Many cause prioritization debates have centered around highly abstract theoretical issues: what is the correct way to treat low probabilities? Does the future have astronomical value? What are the relative moral weights of humans and non-humans? However, most actual funding decisions also turn on much more practical considerations: How many projects are shovel-ready? Which organizations can be trusted to spend money effectively? Can the best charities absorb any more funding or are they heavily constrained? Will my funding encourage or dissuade others from giving to the same causes?

These practical considerations concern a cause area’s diminishing marginal returns. There is some reason to think that judgments about diminishing returns have been extremely influential in determining actual allocations across various cause areas. This is borne out to a striking degree in the Portfolio Builder.

For example, suppose that it is true that farmed animal welfare projects, such as corporate campaigns for chickens, have been enormously cost-effective. However, suppose you think that we have already done the most effective projects, and there are no good candidates for new projects that would have similar impact. Therefore, you judge that returns in the AW space will diminish fast. Even if you are extremely optimistic about the cost-effectiveness and likelihood of success in the AW space (and relatively pessimistic about GHD and x-risk):

Figure 3: Assumptions illustrating this scenario.

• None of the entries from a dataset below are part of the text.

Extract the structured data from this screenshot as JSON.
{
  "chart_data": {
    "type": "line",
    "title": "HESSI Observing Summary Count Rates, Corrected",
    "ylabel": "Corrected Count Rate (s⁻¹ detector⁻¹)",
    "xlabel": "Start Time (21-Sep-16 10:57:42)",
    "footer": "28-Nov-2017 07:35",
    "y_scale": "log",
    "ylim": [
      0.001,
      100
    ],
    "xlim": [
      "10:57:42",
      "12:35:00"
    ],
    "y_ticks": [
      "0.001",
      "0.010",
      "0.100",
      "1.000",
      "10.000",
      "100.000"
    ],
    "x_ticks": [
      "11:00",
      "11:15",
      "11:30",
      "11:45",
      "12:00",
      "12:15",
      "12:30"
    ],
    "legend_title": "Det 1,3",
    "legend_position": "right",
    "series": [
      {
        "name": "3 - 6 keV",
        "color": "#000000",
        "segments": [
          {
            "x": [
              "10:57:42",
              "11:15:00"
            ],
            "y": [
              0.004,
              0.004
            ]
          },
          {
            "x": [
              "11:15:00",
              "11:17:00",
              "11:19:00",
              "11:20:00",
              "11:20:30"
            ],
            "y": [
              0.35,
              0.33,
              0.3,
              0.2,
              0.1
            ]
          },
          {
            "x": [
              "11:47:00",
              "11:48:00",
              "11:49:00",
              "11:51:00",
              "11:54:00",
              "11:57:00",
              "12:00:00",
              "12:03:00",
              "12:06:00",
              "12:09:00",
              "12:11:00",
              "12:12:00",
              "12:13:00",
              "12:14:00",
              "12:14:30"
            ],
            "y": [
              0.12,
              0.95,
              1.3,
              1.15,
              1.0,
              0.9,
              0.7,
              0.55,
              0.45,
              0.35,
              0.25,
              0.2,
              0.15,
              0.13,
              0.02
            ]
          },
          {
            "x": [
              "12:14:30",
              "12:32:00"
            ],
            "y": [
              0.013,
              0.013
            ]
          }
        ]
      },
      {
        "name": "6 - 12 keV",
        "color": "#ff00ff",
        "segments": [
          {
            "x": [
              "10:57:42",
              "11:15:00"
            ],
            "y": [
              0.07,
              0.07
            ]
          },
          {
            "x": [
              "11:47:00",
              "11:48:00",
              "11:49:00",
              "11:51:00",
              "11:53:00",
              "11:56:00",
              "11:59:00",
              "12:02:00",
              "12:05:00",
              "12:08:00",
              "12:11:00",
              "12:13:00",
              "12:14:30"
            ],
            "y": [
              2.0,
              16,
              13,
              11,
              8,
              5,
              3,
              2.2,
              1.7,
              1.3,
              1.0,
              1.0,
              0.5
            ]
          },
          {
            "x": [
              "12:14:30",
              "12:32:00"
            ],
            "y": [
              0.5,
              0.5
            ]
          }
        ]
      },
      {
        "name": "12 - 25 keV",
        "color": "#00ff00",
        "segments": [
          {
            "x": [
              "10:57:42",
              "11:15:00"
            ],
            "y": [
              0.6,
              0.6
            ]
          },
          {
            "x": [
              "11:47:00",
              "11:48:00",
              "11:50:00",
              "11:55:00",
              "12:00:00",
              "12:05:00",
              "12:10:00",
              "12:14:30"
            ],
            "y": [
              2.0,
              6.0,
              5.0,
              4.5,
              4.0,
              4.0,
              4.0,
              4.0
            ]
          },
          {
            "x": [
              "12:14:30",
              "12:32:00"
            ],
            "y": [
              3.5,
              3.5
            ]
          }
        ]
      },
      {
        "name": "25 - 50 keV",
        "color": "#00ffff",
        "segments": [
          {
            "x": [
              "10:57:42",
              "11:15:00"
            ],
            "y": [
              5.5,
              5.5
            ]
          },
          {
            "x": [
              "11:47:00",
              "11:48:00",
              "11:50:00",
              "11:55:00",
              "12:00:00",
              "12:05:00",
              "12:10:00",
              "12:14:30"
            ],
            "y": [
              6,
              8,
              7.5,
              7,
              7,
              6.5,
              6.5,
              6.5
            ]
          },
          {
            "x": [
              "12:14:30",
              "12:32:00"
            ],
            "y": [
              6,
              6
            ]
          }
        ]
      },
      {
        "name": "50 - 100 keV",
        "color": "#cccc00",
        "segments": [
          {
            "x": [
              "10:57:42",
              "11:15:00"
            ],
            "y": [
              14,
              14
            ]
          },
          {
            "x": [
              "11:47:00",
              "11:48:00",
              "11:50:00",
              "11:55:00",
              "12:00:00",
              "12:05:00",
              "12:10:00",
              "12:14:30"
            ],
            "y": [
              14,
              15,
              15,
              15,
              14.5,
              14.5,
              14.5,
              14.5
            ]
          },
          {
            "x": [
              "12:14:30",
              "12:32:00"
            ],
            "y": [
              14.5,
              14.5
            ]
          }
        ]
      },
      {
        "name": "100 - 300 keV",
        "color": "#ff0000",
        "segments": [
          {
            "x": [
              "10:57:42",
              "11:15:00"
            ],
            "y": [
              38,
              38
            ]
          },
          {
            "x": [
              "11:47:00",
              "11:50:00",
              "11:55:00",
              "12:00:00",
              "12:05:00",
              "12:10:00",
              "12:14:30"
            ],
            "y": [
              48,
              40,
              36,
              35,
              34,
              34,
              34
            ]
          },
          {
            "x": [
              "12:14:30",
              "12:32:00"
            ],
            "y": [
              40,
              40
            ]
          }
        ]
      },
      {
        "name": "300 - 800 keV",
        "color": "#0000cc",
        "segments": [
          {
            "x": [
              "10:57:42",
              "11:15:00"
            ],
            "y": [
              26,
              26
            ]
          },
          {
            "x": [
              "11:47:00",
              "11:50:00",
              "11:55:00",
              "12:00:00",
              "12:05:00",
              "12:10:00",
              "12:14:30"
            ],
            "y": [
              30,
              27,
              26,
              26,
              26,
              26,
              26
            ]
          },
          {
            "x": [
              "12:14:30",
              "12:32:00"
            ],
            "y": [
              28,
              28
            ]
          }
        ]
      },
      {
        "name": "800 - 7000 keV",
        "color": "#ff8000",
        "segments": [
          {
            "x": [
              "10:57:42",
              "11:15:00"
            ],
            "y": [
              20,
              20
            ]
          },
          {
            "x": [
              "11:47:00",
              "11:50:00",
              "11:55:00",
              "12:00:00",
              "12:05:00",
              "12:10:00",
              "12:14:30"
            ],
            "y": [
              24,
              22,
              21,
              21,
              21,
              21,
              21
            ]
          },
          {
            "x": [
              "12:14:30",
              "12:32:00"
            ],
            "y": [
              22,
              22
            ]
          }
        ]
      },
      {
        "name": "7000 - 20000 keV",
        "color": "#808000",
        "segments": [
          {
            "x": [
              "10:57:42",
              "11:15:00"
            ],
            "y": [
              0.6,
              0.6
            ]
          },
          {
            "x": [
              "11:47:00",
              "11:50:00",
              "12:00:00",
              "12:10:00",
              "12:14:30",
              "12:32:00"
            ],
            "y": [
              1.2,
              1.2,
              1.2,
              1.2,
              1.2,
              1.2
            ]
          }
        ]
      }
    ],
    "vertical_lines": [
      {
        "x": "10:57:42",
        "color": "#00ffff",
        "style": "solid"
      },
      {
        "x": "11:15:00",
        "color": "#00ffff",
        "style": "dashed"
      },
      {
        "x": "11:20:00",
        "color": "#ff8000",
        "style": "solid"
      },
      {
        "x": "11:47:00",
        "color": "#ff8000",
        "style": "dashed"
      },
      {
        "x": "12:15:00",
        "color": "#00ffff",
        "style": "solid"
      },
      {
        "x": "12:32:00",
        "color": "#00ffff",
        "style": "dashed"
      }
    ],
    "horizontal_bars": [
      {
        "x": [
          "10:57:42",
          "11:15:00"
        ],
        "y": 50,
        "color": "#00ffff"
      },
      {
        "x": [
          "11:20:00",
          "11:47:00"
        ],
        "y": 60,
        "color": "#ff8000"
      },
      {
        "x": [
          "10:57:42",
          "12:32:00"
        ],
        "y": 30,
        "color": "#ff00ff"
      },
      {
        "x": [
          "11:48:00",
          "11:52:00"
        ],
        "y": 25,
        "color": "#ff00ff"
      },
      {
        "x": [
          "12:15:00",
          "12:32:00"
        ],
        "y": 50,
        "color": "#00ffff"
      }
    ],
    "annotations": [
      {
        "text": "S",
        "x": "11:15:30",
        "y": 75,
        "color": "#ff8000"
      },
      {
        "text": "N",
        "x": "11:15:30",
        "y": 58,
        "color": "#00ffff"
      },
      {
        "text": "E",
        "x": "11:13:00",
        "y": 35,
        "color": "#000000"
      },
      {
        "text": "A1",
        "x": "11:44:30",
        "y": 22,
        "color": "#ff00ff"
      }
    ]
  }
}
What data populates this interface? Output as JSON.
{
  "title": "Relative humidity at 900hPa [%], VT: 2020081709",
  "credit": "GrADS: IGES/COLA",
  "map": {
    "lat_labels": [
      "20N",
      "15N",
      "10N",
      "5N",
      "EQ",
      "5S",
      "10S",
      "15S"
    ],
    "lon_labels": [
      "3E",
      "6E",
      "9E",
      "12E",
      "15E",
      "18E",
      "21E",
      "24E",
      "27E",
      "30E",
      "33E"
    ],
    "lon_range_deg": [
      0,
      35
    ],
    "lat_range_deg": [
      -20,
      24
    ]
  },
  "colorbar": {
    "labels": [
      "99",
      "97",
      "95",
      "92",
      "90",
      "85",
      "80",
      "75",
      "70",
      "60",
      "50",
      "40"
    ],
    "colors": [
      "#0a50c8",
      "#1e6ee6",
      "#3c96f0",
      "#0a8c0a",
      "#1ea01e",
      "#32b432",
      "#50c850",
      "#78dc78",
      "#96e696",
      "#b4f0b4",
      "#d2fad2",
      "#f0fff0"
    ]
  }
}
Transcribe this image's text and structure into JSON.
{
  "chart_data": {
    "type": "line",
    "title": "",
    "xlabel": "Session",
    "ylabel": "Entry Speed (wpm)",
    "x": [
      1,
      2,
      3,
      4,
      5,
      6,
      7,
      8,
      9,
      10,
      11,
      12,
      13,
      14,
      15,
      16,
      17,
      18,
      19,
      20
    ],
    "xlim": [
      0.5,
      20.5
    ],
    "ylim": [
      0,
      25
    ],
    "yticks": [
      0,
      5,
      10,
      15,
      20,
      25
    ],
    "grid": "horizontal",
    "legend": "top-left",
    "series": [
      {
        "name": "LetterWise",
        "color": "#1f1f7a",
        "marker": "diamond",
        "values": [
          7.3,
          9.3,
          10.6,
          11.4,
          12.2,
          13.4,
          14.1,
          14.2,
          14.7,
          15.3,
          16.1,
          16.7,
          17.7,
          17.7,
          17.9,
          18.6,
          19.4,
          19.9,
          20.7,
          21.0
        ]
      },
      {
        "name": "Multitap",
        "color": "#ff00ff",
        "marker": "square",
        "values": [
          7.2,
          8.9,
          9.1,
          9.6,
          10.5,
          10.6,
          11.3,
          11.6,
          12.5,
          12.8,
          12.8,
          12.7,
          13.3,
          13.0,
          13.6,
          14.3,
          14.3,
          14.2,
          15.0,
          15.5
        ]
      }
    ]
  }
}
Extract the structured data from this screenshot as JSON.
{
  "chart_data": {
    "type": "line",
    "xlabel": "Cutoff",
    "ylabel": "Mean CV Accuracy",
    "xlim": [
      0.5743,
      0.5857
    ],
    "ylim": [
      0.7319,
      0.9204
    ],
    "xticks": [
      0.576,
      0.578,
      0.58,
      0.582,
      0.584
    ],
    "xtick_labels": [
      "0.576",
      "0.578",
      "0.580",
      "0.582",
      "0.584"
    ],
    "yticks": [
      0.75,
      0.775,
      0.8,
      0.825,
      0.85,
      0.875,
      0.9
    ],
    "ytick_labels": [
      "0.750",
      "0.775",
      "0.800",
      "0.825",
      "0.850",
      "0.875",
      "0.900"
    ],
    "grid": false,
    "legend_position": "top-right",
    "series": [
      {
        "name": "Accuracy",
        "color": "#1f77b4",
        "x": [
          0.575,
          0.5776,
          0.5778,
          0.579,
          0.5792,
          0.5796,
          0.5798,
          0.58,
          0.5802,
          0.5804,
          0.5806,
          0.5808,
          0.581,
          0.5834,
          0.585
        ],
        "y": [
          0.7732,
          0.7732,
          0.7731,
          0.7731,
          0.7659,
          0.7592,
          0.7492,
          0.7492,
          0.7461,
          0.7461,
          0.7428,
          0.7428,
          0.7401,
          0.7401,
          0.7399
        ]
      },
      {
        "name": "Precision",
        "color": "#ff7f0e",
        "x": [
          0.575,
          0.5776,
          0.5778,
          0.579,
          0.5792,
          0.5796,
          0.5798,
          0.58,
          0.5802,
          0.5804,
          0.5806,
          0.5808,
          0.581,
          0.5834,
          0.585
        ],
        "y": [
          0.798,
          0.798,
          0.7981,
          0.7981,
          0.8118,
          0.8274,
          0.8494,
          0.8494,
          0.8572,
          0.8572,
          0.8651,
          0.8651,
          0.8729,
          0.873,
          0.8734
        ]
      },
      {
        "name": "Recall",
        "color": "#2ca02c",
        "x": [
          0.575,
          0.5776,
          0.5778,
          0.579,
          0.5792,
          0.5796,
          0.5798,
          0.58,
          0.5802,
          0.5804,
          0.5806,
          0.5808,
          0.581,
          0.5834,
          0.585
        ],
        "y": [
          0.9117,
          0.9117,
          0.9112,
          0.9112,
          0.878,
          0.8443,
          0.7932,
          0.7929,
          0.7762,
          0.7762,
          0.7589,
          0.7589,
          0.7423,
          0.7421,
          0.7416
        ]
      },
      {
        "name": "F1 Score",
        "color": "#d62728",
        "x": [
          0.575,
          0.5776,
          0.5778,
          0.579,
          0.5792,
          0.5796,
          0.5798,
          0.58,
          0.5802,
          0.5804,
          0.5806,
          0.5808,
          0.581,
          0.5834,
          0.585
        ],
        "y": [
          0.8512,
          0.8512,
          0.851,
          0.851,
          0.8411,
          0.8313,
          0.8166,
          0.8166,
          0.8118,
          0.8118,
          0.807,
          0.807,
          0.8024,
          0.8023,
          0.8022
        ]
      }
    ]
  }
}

The optimal allocation under EV assigns almost nothing to AW:

If we instead assume that returns on AW funding diminish slowly, the entire budget is now allocated to animal causes:

There is nothing special about the animal sector here. Changing the diminishing marginal returns for cause areas has an enormous influence on allocations (and this holds for all decision theories). This is both obvious and under-appreciated. Attention to the actual economics of the philanthropic space can get lost in abstract philosophical debates. It doesn’t matter whether the value of the future is astronomical or animals have as much moral value as humans if the dollars we spend are ineffective in bringing about that value.

The significance of marginal returns also suggests that further research on the cost-effectiveness of capacity-building would be highly valuable. Money spent to increase the marginal utility of a cause area (e.g., by seeding new philanthropic projects in that space) could have enormous downstream effects on optimal funding allocations.

Acknowledgments

The Portfolio Tool is a project of the Worldview Investigation Team at Rethink Priorities. Arvo Muñoz Morán and Derek Shiller developed the tool; Hayley Clatterbuck wrote this post. Thanks to Arvo Muñoz Morán and David Moss for helpful feedback. If you like our work, please consider subscribing to our newsletter. You can explore our completed public work here.

  1. ^

    We don’t think this is the right way to calculate the expected value of the future since it does not take the risk profile of the future into account. For example, if you think that we face many background risks that pose a significant chance of extinction or value reduction over the next 120 years, then the expected value of reducing risk is much lower.

  2. ^

    A second strategy for putting a cap on the value of the future is to use diminishing marginal returns. Because the amount of value yielded per $1000 will decrease with larger amounts of spending, the cost curve will eventually flatten. We explore diminishing marginal returns later in this post.

  3. ^

    It is not appropriate to use other decision theories here since we did not specify probabilities of futility or backfire. Again, we took the 3 bp/​bn estimate to already incorporate those values.

  4. ^

    This adapts estimates for the cost-effectiveness of GHD projects from Open Philanthropy’s Cause Prioritization Framework. See the Portfolio Builder Tool FAQ for full details.

  5. ^

    The mean of RP’s sentience-conditioned welfare range for chickens is 0.29. The lower welfare ranges for chickens that we use for comparison are between 0.01 and 0.04. See Duffy (2023) for the methodology.